Returning home in December of 1945, he went back to Hudspeth; the Blue Mountain Mill. For 30 years he drove cat and was the shop foreman/cat mechanic.
In 1952 he married Nadine Vanderpool and as she wryly states, "It was the biggest gamble he ever took." Uh huh. Together they raised [and/or had a hand in raising]
three daughters, one son, two foster daughters, one Korean exchange student, and a host of displaced teens. Oh yes, and the spouse of an infamous criminal -
Blue Hall. "I drew the line on Blue Hall staying here," says Carr. "And I was beginning to think we had a mark on our door," says
Nadine. Outside of that, the evidence of their hospitality is plain to see. These days, they have their youngest granddaughter keeping them busy and delighted.

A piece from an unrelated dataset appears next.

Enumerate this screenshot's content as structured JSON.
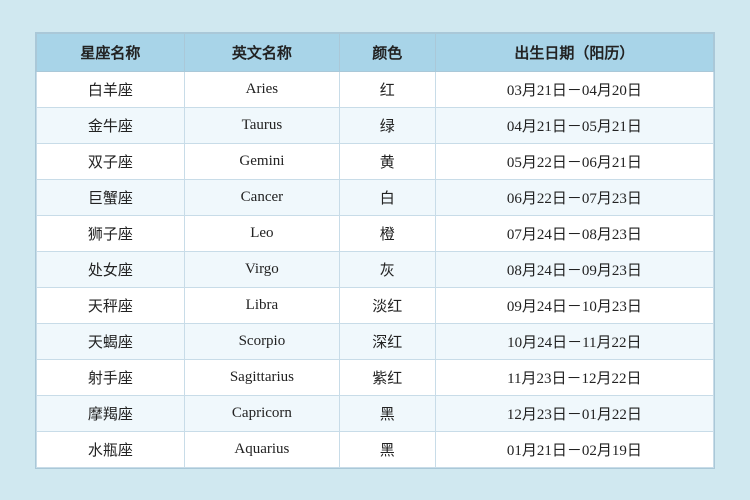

The Carr's have nine other grandchildren with whom they share their time and love.
Surviving the work in the woods without accident, and the war without injury is noteworthy. What comes next though is candid and inspiring; Carr's conversion to
Christianity. "I always had a love for the Lord, it just took years to find there were other ways to live beside working and drinking,"
He took the chance to try another way, and it has made an enormous difference to his sense of self. "I'm much calmer now, and life is still very interesting."
He shows me the old photo and says - "Looks like a different man, doesn't it?"
Yep. Life will do that to a person, if you're brave enough to let it.